Content integrity in LibResilient

January 18, 2022

So far most of LibResilient development was focused on proving the concept and implementing different content fetching plugins. After the project got a small NGI Assure grant, the focus for the previous milestone was instead making the project itself more, well, resilient.

Today another milestone was completed, focusing on integrity of content fetched via LibResilient, and thus on the security of websites deploying it.

The problem

On a very basic level, LibResilient’s job is fetching website content from places other than the original domain of that website.

This can mean alternative endpoints controlled by the website owners (say, on secondary domains, or just IP addresses), or it can mean third-party endpoints like IPFS gateways, Tor2web proxies, or any location where the website’s operator can upload website content, and from which that content can then be fetched.

This, however, creates a problem — operators of such third party services effectively get the ability to modify the content (accidentally, or… maliciously).

Ensuring content integrity

The solution is to verify content integrity. We can leverage the Subresource Integrity (SRI) feature of modern browsers — but that has several downsides:

it works only when integrity data is available at the time of a request;
setting it in HTML is quite unwieldy and effectively impractical if we want to use it for all content and assets;
the integrity attribute is only defined for <script> and <link> elements.

Thankfully, it turns out integrity data can be provided for fetch requests in JavaScript for any content type, and once provided the browser will do the heavy lifting of verifying it!

That also means we can have plugins that provide that integrity data: for example, directly from the config, or through an somewhat elaborate but considerably more flexible process of fetching a signed file with the relevant integrity data for each request separately.

Finally, for transport plugins that do not rely on the Fetch API, and thus do not benefit from the browser checking if integrity data matches fetched content, we now have a wrapper plugin that explicitly checks integrity of any resource, using the SubtleCrypto API.

Work done in this milestone

Let’s break down specific work done in this latest milestone.

1. Making sure LibResilient supports Subresource Integrity (SRI) fully:

This meant, first and foremost, identifying how SRI should be supported in LibResilient. Options included supporting it directly in the service worker code, or bubbling it down to the plugins. In the end, the latter approach was elected as more flexible.

Then, identifying places in service-worker.js and plugin code where SRI was not being correctly handled, and fixing that.
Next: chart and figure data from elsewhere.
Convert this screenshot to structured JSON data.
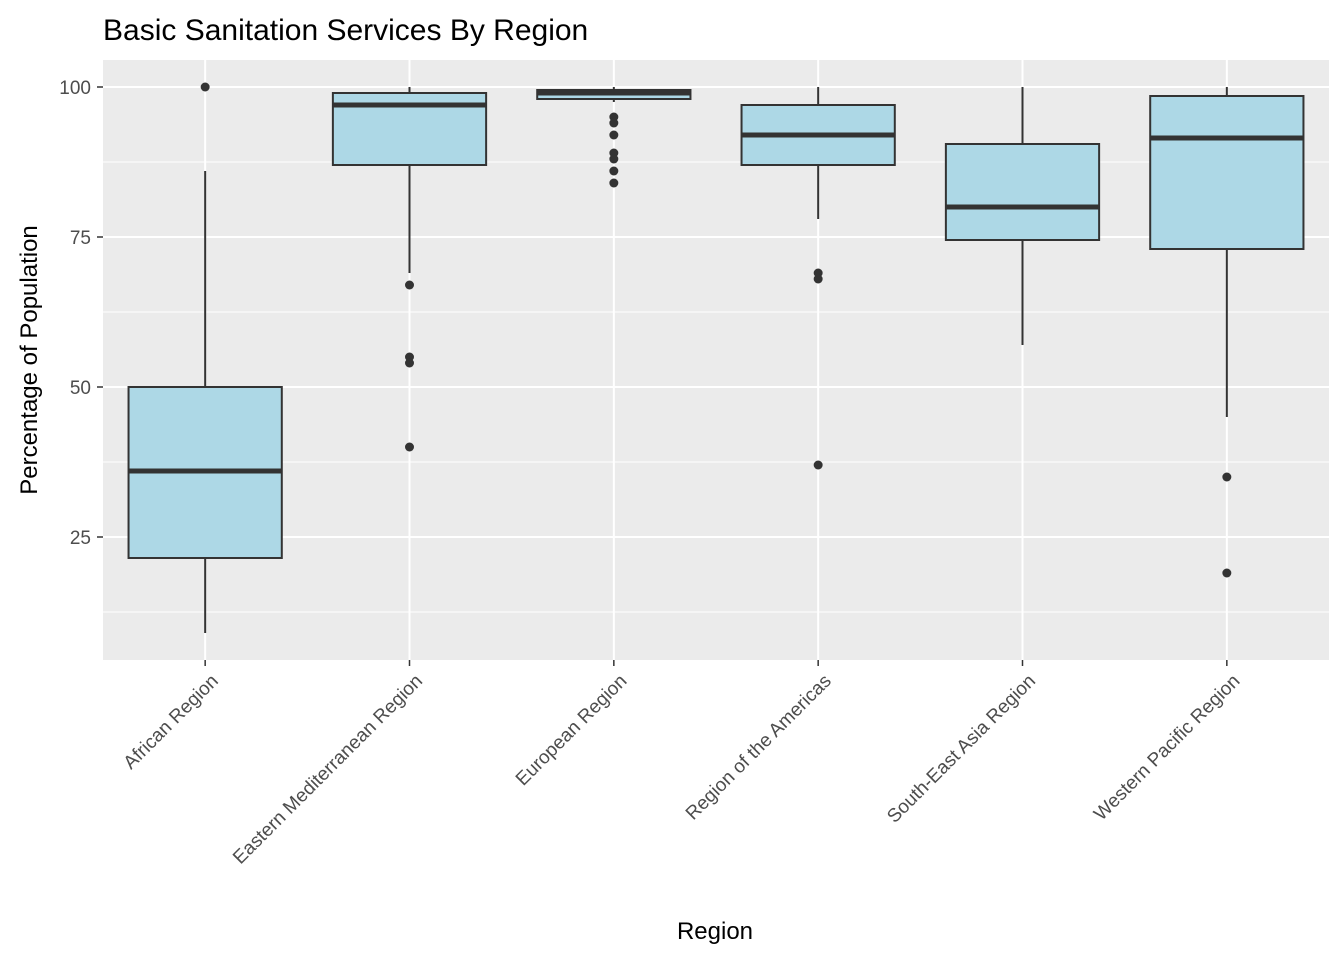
{
  "chart_data": {
    "type": "boxplot",
    "title": "Basic Sanitation Services By Region",
    "xlabel": "Region",
    "ylabel": "Percentage of Population",
    "ylim": [
      4.5,
      104.5
    ],
    "yticks": [
      25,
      50,
      75,
      100
    ],
    "grid": true,
    "legend": "none",
    "colors": {
      "panel": "#EBEBEB",
      "grid": "#FFFFFF",
      "box_fill": "#ADD8E6",
      "box_stroke": "#333333",
      "tick_text": "#4D4D4D"
    },
    "categories": [
      "African Region",
      "Eastern Mediterranean Region",
      "European Region",
      "Region of the Americas",
      "South-East Asia Region",
      "Western Pacific Region"
    ],
    "boxes": [
      {
        "min": 9,
        "q1": 21.5,
        "median": 36,
        "q3": 50,
        "max": 86,
        "outliers": [
          100
        ]
      },
      {
        "min": 69,
        "q1": 87,
        "median": 97,
        "q3": 99,
        "max": 100,
        "outliers": [
          67,
          55,
          54,
          40
        ]
      },
      {
        "min": 97.5,
        "q1": 98,
        "median": 99,
        "q3": 99.5,
        "max": 100,
        "outliers": [
          95,
          94,
          92,
          89,
          88,
          86,
          84
        ]
      },
      {
        "min": 78,
        "q1": 87,
        "median": 92,
        "q3": 97,
        "max": 100,
        "outliers": [
          69,
          68,
          37
        ]
      },
      {
        "min": 57,
        "q1": 74.5,
        "median": 80,
        "q3": 90.5,
        "max": 100,
        "outliers": []
      },
      {
        "min": 45,
        "q1": 73,
        "median": 91.5,
        "q3": 98.5,
        "max": 100,
        "outliers": [
          35,
          19
        ]
      }
    ]
  }
}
Some research was also necessary to establish if SRI can be set (and if it is enforced by the JS Fetch API) for resources other than scripts and CSS.

Once we had the basic SRI compatibility ensured, it was possible to write SRI- related wrapper plugins.
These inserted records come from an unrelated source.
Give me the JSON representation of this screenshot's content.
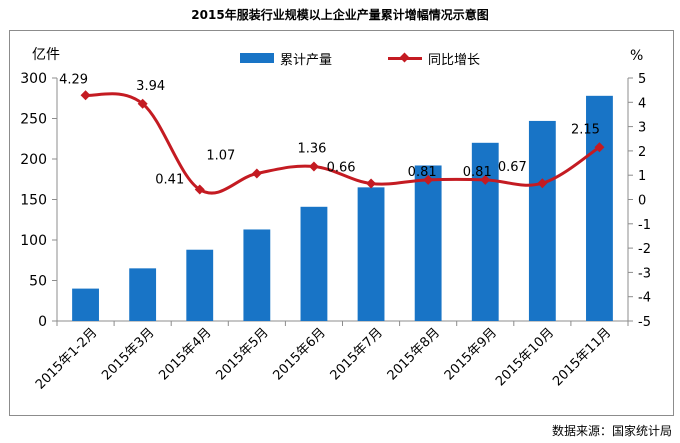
{
  "title": "2015年服装行业规模以上企业产量累计增幅情况示意图",
  "source_note": "数据来源：国家统计局",
  "colors": {
    "bar": "#1874c6",
    "line": "#c41b22",
    "axis": "#8c8c8c"
  },
  "chart_data": {
    "type": "bar",
    "categories": [
      "2015年1-2月",
      "2015年3月",
      "2015年4月",
      "2015年5月",
      "2015年6月",
      "2015年7月",
      "2015年8月",
      "2015年9月",
      "2015年10月",
      "2015年11月"
    ],
    "series": [
      {
        "name": "累计产量",
        "type": "bar",
        "axis": "left",
        "values": [
          40,
          65,
          88,
          113,
          141,
          165,
          192,
          220,
          247,
          278
        ]
      },
      {
        "name": "同比增长",
        "type": "line",
        "axis": "right",
        "values": [
          4.29,
          3.94,
          0.41,
          1.07,
          1.36,
          0.66,
          0.81,
          0.81,
          0.67,
          2.15
        ],
        "labels": [
          "4.29",
          "3.94",
          "0.41",
          "1.07",
          "1.36",
          "0.66",
          "0.81",
          "0.81",
          "0.67",
          "2.15"
        ]
      }
    ],
    "y_left": {
      "label": "亿件",
      "ylim": [
        0,
        300
      ],
      "ticks": [
        0,
        50,
        100,
        150,
        200,
        250,
        300
      ]
    },
    "y_right": {
      "label": "%",
      "ylim": [
        -5,
        5
      ],
      "ticks": [
        5,
        4,
        3,
        2,
        1,
        0,
        -1,
        -2,
        -3,
        -4,
        -5
      ]
    },
    "grid": false,
    "legend_position": "top-center"
  }
}
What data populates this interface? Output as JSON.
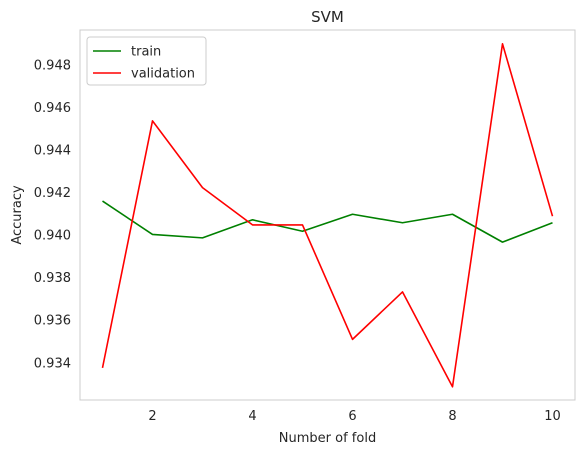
{
  "chart_data": {
    "type": "line",
    "title": "SVM",
    "xlabel": "Number of fold",
    "ylabel": "Accuracy",
    "x": [
      1,
      2,
      3,
      4,
      5,
      6,
      7,
      8,
      9,
      10
    ],
    "xlim": [
      0.55,
      10.45
    ],
    "ylim": [
      0.93225,
      0.94964
    ],
    "xticks": [
      2,
      4,
      6,
      8,
      10
    ],
    "yticks": [
      0.934,
      0.936,
      0.938,
      0.94,
      0.942,
      0.944,
      0.946,
      0.948
    ],
    "grid": false,
    "legend": "top-left",
    "series": [
      {
        "name": "train",
        "color": "#008000",
        "values": [
          0.9416,
          0.94003,
          0.93987,
          0.94072,
          0.94018,
          0.94098,
          0.94058,
          0.94098,
          0.93967,
          0.94058
        ]
      },
      {
        "name": "validation",
        "color": "#ff0000",
        "values": [
          0.93376,
          0.94537,
          0.94223,
          0.94048,
          0.94048,
          0.9351,
          0.93733,
          0.93287,
          0.94899,
          0.94089
        ]
      }
    ]
  }
}
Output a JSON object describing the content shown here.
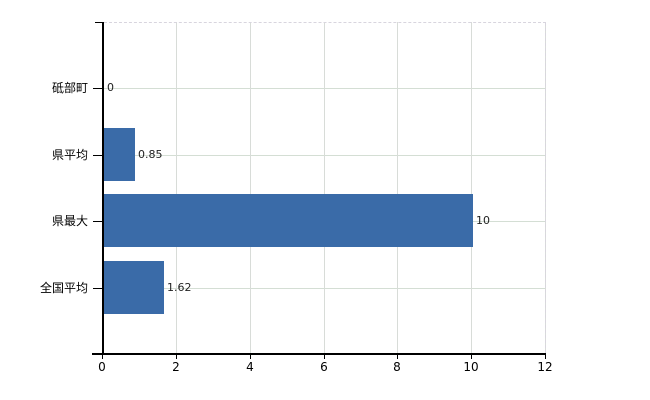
{
  "chart_data": {
    "type": "bar",
    "orientation": "horizontal",
    "title": "",
    "categories": [
      "砥部町",
      "県平均",
      "県最大",
      "全国平均"
    ],
    "values": [
      0,
      0.85,
      10,
      1.62
    ],
    "value_labels": [
      "0",
      "0.85",
      "10",
      "1.62"
    ],
    "xlim": [
      0,
      12
    ],
    "xticks": [
      0,
      2,
      4,
      6,
      8,
      10,
      12
    ],
    "xtick_labels": [
      "0",
      "2",
      "4",
      "6",
      "8",
      "10",
      "12"
    ],
    "grid": "on",
    "legend": "none"
  },
  "colors": {
    "bar": "#3a6ba8",
    "axis": "#000000",
    "vertical_gridline": "#d8dcd8",
    "horizontal_gridline": "#d4ded4",
    "dashed_border": "#d8d5de",
    "background": "#ffffff",
    "tick_label": "#000000",
    "value_label": "#222222"
  }
}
The first, basic-integrity, makes it possible to statically configure integrity data for specific URLs.

It doesn’t check the integrity itself, just makes sure that integrity data configured for a given URL is added to the request data when the URL is being fetched by LibResilient. Actual verification is assumed to be done by any plugin wrapped by it.

Secondly, integrity-check wrapper plugin uses the SubtleCrypto API to implement integrity check directly in JS.
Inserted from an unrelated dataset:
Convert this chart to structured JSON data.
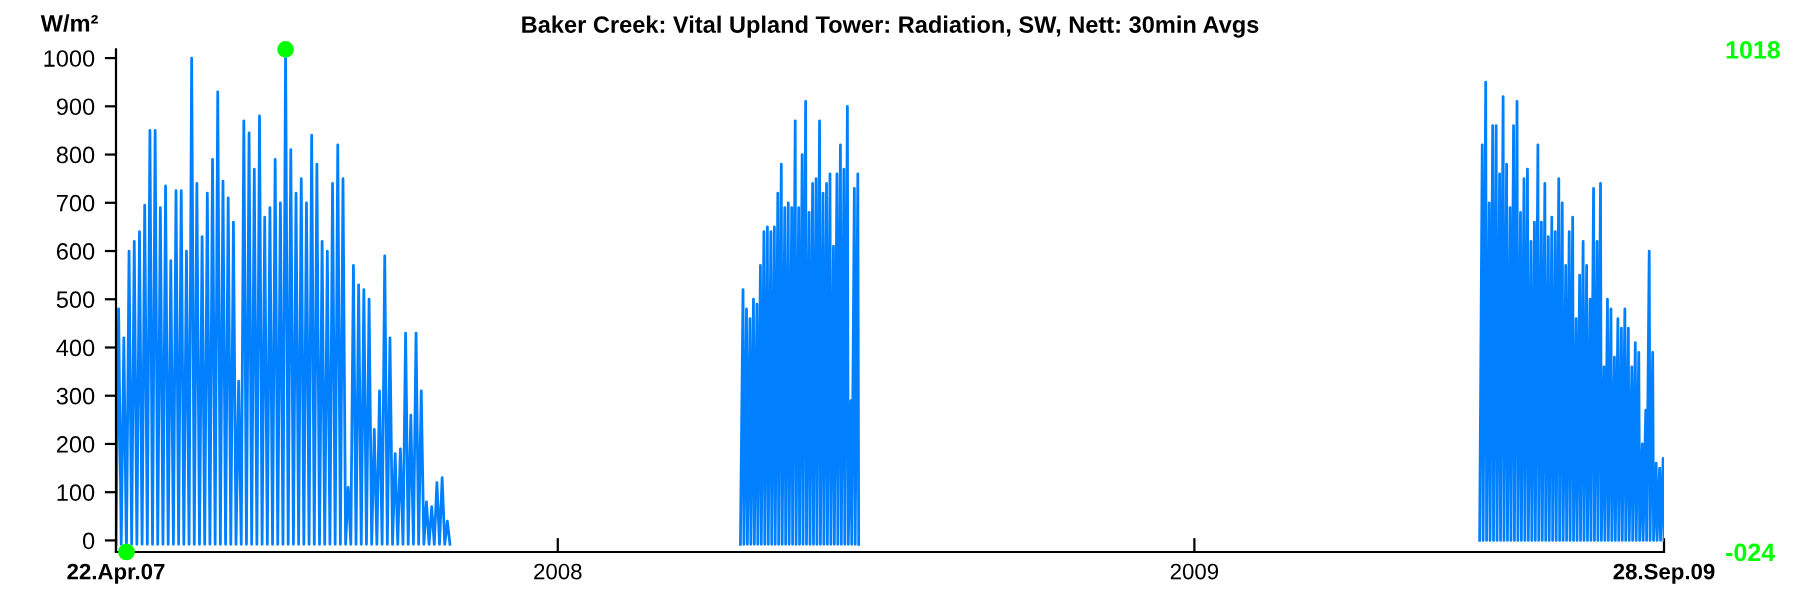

This makes it possible to check integrity (if present in the request being handled) of content fetched by transport plugins that do not guarantee integrity will be checked by the browser — such as any plugin not using the Fetch API.

Finally, the signed-integrity plugin is a proof-of-concept demonstrating how SRI could be used in LibResilient for sites that are not completely static. For each content URL being fetched it first fetches integrity data from an URL built by appending .integrity to the content URL, expecting a JSON Web Token.

That JWT’s signature is verified using a pre-configured public key (assumption being that it was signed with a related private key on the server). JWT’s payload should contain an “integrity” field, which is then used to set the SRI data on the request being handled.

The plugin itself does not check integrity, it is assumed that the wrapped plugin will do that check.

By combining these plugins (for example, signed-integrity to retrieve integrity data for content, wrapping the integrity-check plugin that actually verifies integrity of content fetched by a transport plugin wrapped by it in turn) it is possible to provide SRI for transport plugins not built around the Fetch API.

3. Documentation

https://gitlab.com/rysiekpl/libresilient/-/blob/master/docs/CONTENT_INTEGRITY.md

A document on content integrity in the context of LibResilient was also created. It discusses SRI, different available plugins, pros and cons of different approaches to content integrity when using LibResilient, and mentions possible future developments.

Code quality and such

Code written for this milestone is of course covered by tests, and so overall test coverage for the project went up to ~60%.

All of the functionality in this milestone was implemented without any external dependencies (npm and package.json are only used for running the unit tests, and have nothing to do with LibResilient’s browser-side code). The aim remains for LibResilient to be deployable by simply copying a few JS files over to the directory from which a website is served. No dependency hell, no bundling, no stress.

Next steps

Work has already started on the next milestone, focusing on being able to deploy LibResilient configuration changes even when the original website is not available.